The main adverse events in this study were anemia. This was most prominent in the first 10-day period. What we found is that almost 90% of the significant anemia events hemoglobin drops of greater than 1.52 occurred in that first 10-day period. So because of this, we now have incorporated an intra patient dose ramp up where we do one milligram per kilogram of magrolimab on day one for then we go up to 15 milligram per kilogram on day eight, and then we escalate to 30 milligram per kilogram on day 11. This intra-patient ramp up significantly mitigated the early anemia, but we still did see it. And so for this, we now have included into the protocol parameters for transfusion. And these include having the hemoglobin above 8.5 before the first two to three doses of magrolimab and checking the hemoglobin within 6 to 12 hours after the magrolimab for the first two to three doses so that if there is some early significant anemia, we will capture that in those patients and transfuse them. Other than that, it has been a very well-tolerated therapy. We have not seen any significant cytopenia or toxicity or prolonged myelosuppression or hepatic or renal events with this combination beyond what would be expected and has been seen with Azacitidine alone. And all in all, I think the regimen is actually quite well toleratable.

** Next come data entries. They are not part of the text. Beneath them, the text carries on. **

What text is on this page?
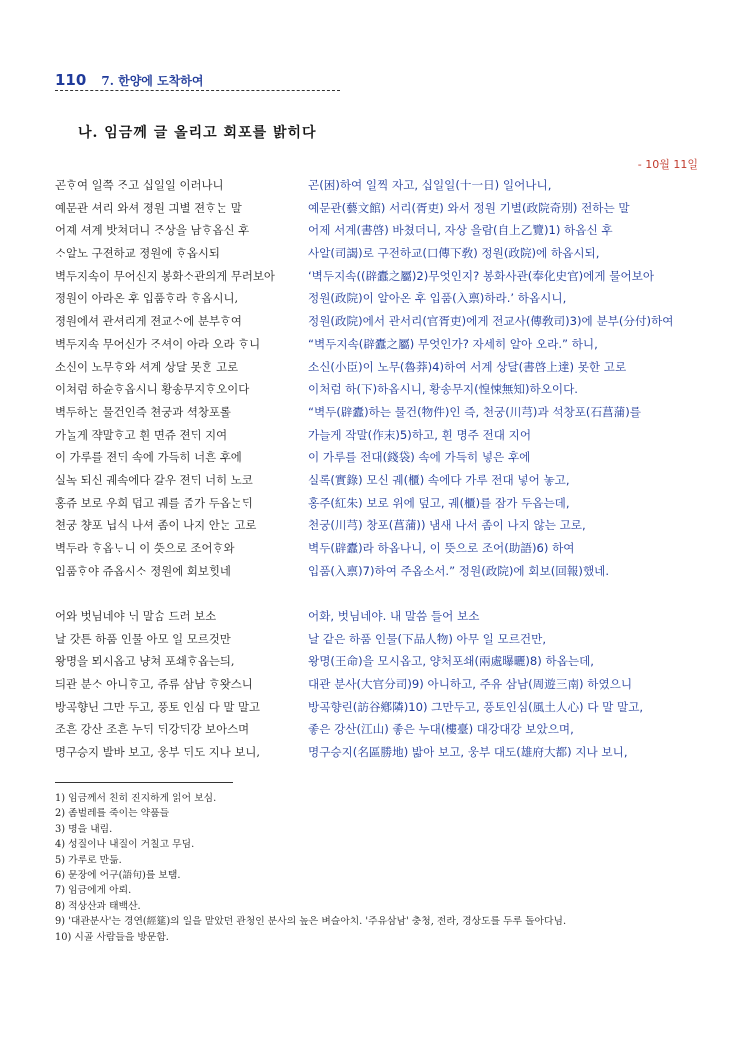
110 7. 한양에 도착하여
나. 임금께 글 올리고 회포를 밝히다
- 10월 11일
곤ᄒᆞ여 일쯕 ᄌᆞ고 십일일 이러나니	곤(困)하여 일찍 자고, 십일일(十一日) 일어나니,
예문관 셔리 와셔 졍원 긔별 젼ᄒᆞᄂᆞᆫ 말	예문관(藝文館) 서리(胥吏) 와서 정원 기별(政院奇別) 전하는 말
어졔 셔계 밧쳐더니 ᄌᆞ상을 남ᄒᆞ옵신 후	어제 서계(書啓) 바쳤더니, 자상 을람(自上乙覽)1) 하옵신 후
ᄉᆞ알노 구젼하교 졍원에 ᄒᆞ옵시되	사알(司謁)로 구전하교(口傳下敎) 정원(政院)에 하옵시되,
벽두지속이 무어신지 봉화ᄉᆞ관의게 무러보아	‘벽두지속((辟蠹之屬)2)무엇인지? 봉화사관(奉化史官)에게 물어보아
졍원이 아라온 후 입품ᄒᆞ라 ᄒᆞ옵시니,	정원(政院)이 알아온 후 입품(入禀)하라.’ 하옵시니,
졍원에셔 관셔리게 젼교ᄉᆞ에 분부ᄒᆞ여	정원(政院)에서 관서리(官胥吏)에게 전교사(傳敎司)3)에 분부(分付)하여
벽두지속 무어신가 ᄌᆞ셔이 아라 오라 ᄒᆞ니	“벽두지속(辟蠹之屬) 무엇인가? 자세히 알아 오라.” 하니,
소신이 노무ᄒᆞ와 셔계 상달 못ᄒᆞᆫ 고로	소신(小臣)이 노무(魯莽)4)하여 서계 상달(書啓上達) 못한 고로
이쳐럼 하슌ᄒᆞ옵시니 황송무지ᄒᆞ오이다	이처럼 하(下)하옵시니, 황송무지(惶悚無知)하오이다.
벽두하ᄂᆞᆫ 물건인즉 쳔궁과 셕창포롤	“벽두(辟蠹)하는 물건(物件)인 즉, 천궁(川芎)과 석창포(石菖蒲)를
가ᄂᆞᆯ게 쟉말ᄒᆞ고 흰 면쥬 젼ᄃᆡ 지여	가늘게 작말(作末)5)하고, 흰 명주 전대 지어
이 가루를 젼ᄃᆡ 속에 가득히 너흔 후에	이 가루를 전대(錢袋) 속에 가득히 넣은 후에
실녹 되신 궤속에다 갈우 젼ᄃᆡ 너히 노코	실록(實錄) 모신 궤(櫃) 속에다 가루 전대 넣어 놓고,
홍쥬 보로 우희 덥고 궤를 ᄌᆞᆷ가 두옵ᄂᆞᆫᄃᆡ	홍주(紅朱) 보로 위에 덮고, 궤(櫃)를 잠가 두옵는데,
쳔궁 챵포 닙식 나셔 좀이 나지 안ᄂᆞᆫ 고로	천궁(川芎) 창포(菖蒲)) 냄새 나서 좀이 나지 않는 고로,
벽두라 ᄒᆞ옵ᄂᆞ니 이 ᄯᅳᆺ으로 조어ᄒᆞ와	벽두(辟蠹)라 하옵나니, 이 뜻으로 조어(助語)6) 하여
입품ᄒᆞ야 쥬옵시ᄉᆞ 졍원에 회보ᄒᆡᆺ네	입품(入禀)7)하여 주옵소서.” 정원(政院)에 회보(回報)했네.
어와 벗님네야 ᄂᆡ 말ᄉᆞᆷ 드러 보소	어화, 벗님네야. 내 말씀 들어 보소
날 갓튼 하품 인물 아모 일 모르것만	날 같은 하품 인물(下品人物) 아무 일 모르건만,
왕명을 뫼시옵고 냥쳐 포쇄ᄒᆞ옵는듸,	왕명(王命)을 모시옵고, 양처포쇄(兩處曝曬)8) 하옵는데,
듸관 분ᄉᆞ 아니ᄒᆞ고, 쥬류 삼남 ᄒᆞ왓스니	대관 분사(大官分司)9) 아니하고, 주유 삼남(周遊三南) 하였으니
방곡향닌 그만 두고, 풍토 인심 다 말 말고	방곡향린(訪谷鄕隣)10) 그만두고, 풍토인심(風土人心) 다 말 말고,
조흔 강산 조흔 누ᄃᆡ ᄃᆡ강ᄃᆡ강 보아스며	좋은 강산(江山) 좋은 누대(樓臺) 대강대강 보았으며,
명구승지 발바 보고, 웅부 ᄃᆡ도 지나 보니,	명구승지(名區勝地) 밟아 보고, 웅부 대도(雄府大都) 지나 보니,
1) 임금께서 친히 진지하게 읽어 보심.
2) 좀벌레를 죽이는 약품들
3) 명을 내림.
4) 성질이나 내질이 거칠고 무딤.
5) 가루로 만듦.
6) 문장에 어구(語句)를 보탬.
7) 임금에게 아뢰.
8) 적상산과 태백산.
9) '대관분사'는 경연(經筵)의 일을 맡았던 관청인 분사의 높은 벼슬아치. '주유삼남' 충청, 전라, 경상도를 두루 돌아다님.
10) 시골 사람들을 방문함.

At this point in the treatment landscape of frontline high risk MDS, we really have been struggling for the last few decades. Unfortunately, in spite of many, many efforts trials, basic translational research, we have not had major breakthroughs in approvals. The single agent, HMA based therapy, Azacitidine, Decitabine, have remained standard of care for the last 25 years, and now we have an oral version, oral Decitabine also called ASTX727, which is a better delivery formulation we like to give oral, that's nice, patients like it, but the survival and response rates remain the same. So it's a replacement of IV for oral. The hope is now that the combinations we're evaluating in frontline MDS, these include Azacitidine with magrolimab but also others Azacitidine with Venetoclax, Azacitidine Sintilimab will move us to the next level, move the survival curve up. We're hoping that we can start moving into higher CR-rates. Single agent HMAs give only about 15% to 20%, can we now move to 35%, 40% CR-rate? And also, eventually the most important thing is of course to improve survival. So if the study is positive, the enhanced study, the randomized phase three global study of AZA magrolimab versus AZA placebo, this will lead to a full frontline approval of Azacitidine magrolimab as a new doublet standard of care for higher risk MDS. And this will be very exciting, and I think it will have a huge uptake across the community in the frontline MDS population. Of course, then we still need to see how transplant fits into this, but with an effective doublet with a high response rate followed by transplant, I think we could really improve the cure rates for our MDS patients quite dramatically. So this is the hope.